I guess I need an initializer that's something like String(cString:maxLength:), unless I'm completely misunderstanding how the cString: initializer and memory binding of tuples work. But then again, I don't think I'll ever run into this problem in this use case.


(Quinn “The Eskimo!”) #12

I thought segment names are all null-terminated?

Nope. If you want to test this, set Other Linker Flags (OTHER_LDFLAGS) to -sectcreate xxx yyy /some/file/path and tweak xxx and yyy. If you set them to 16 characters, things work and the load command has no trailing nul. If you set either to 17 characters or more, Xcode warns you about truncation.

As for converting this to a String, I’d use something like this.

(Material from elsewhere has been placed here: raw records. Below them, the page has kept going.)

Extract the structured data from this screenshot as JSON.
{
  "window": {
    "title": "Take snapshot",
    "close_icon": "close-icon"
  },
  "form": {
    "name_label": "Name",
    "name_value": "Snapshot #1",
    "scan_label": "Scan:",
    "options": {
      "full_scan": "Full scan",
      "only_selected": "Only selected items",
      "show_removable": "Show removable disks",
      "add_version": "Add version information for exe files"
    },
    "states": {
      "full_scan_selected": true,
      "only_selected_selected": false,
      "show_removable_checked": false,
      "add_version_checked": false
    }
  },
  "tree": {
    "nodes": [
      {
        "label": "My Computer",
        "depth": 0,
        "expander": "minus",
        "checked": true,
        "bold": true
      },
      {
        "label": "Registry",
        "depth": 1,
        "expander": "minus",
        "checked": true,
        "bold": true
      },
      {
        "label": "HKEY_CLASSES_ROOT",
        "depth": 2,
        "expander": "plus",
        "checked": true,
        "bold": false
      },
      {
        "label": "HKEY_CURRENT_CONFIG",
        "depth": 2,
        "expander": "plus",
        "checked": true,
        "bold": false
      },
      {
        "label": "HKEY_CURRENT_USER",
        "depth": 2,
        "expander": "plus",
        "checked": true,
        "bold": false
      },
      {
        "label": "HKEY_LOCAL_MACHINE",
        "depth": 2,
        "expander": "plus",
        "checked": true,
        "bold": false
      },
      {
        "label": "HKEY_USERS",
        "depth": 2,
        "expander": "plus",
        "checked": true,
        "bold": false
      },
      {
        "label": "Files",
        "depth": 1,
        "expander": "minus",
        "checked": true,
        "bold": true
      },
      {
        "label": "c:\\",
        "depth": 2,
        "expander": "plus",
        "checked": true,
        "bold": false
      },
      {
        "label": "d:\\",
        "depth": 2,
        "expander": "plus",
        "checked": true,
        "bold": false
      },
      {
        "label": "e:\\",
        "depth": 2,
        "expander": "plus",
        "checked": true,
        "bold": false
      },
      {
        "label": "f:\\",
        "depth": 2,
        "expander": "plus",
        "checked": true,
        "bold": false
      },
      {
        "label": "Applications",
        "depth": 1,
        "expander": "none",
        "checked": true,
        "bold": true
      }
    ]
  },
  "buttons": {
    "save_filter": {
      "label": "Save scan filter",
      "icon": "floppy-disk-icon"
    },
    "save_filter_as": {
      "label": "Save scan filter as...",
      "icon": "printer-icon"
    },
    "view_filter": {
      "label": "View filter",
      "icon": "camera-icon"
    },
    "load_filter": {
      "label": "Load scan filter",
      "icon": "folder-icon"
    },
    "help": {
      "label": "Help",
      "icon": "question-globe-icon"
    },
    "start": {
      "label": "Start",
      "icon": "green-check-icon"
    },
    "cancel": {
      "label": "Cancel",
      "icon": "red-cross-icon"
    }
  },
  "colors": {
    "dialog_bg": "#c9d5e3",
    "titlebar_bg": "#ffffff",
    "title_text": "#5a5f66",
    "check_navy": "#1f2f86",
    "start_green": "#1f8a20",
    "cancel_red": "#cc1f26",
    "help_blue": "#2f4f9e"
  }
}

extension segment_command {
    var segmentName: String {
        var buffer = [UInt8](repeating: 0, count: 17)
        var tmp = self.segname
        memcpy(&buffer, &tmp, 16)
        return String(cString: &buffer)
    }
}

Still, this worries me because there’s two implicit assumptions:

  • Stuff after the first nul is not significant.

  • The string is encoded as UTF-8.

If I were doing this in production code I’d limit it to debugging / logging purposes. For identifying a segment, I’d treat the 16 byte name as an opaque token.

Share and Enjoy

Quinn “The Eskimo!” @ DTS @ Apple


(Tellow Krinkle) #13

Isn't there Int.init(bitPattern:)?


(Jordan Rose) #14

Int.init(bitPattern:) is indeed the correct way to convert an UnsafeRawPointer to an Int. However, as noted it's not the preferred way to offset a pointer by a certain number of bytes. I can't actually think of anything that will go wrong with it if you're starting with an integer value, but if you're starting with a pointer then it's better to structure all your operations in terms of pointers so that the compiler better understands your intent. (For instance, a future version of the compiler might be able to warn if you accidentally create a typed pointer with the wrong alignment.)


(Michael Ilseman) #15

String(decoding: myBytes, as: UTF8.self) is the canonical way to form a String from a collection of bytes representing UTF-8 content. So you just need to get a Collection that doesn't include trailing 0s, and myBytes.prefix { $0 != 0 } will give you that.

I haven't tested this, but looking at this line, it could look like:

let segname = String(decoding: UnsafeRawBufferPointer(start: seg_cmd, count: 16).prefix { $0 != 0 }, as: UTF8.self)

(Happy Human Pointer) #16

I think you mean myBytes.suffix { $0 != 0 } (or you meant leading zeros)
:stuck_out_tongue:


(Thomas Roughton) #17

prefix(while: { $0 != 0 }) means the prefix until the first zero, so what was written was correct.


(Happy Human Pointer) #18

Oops. I was thinking of dropFirst


(Steve Canon) #19

Note that all of these prefix variants are slightly wrong anyway, because as clarified by @eskimo, segment names are technically neither nul-terminated nor UTF8.


(Karl) #20

It is defined to be ASCII, but not necessarily null-terminated.

segname

A C string specifying the name of the segment. The value of this field can be any sequence of ASCII characters, although segment names defined by Apple begin with two underscores and consist of capital letters (as in __TEXT and __DATA ). This field is fixed at 16 bytes in length.

Apple doesn't seem to publish the document any more, but it's mirrored here.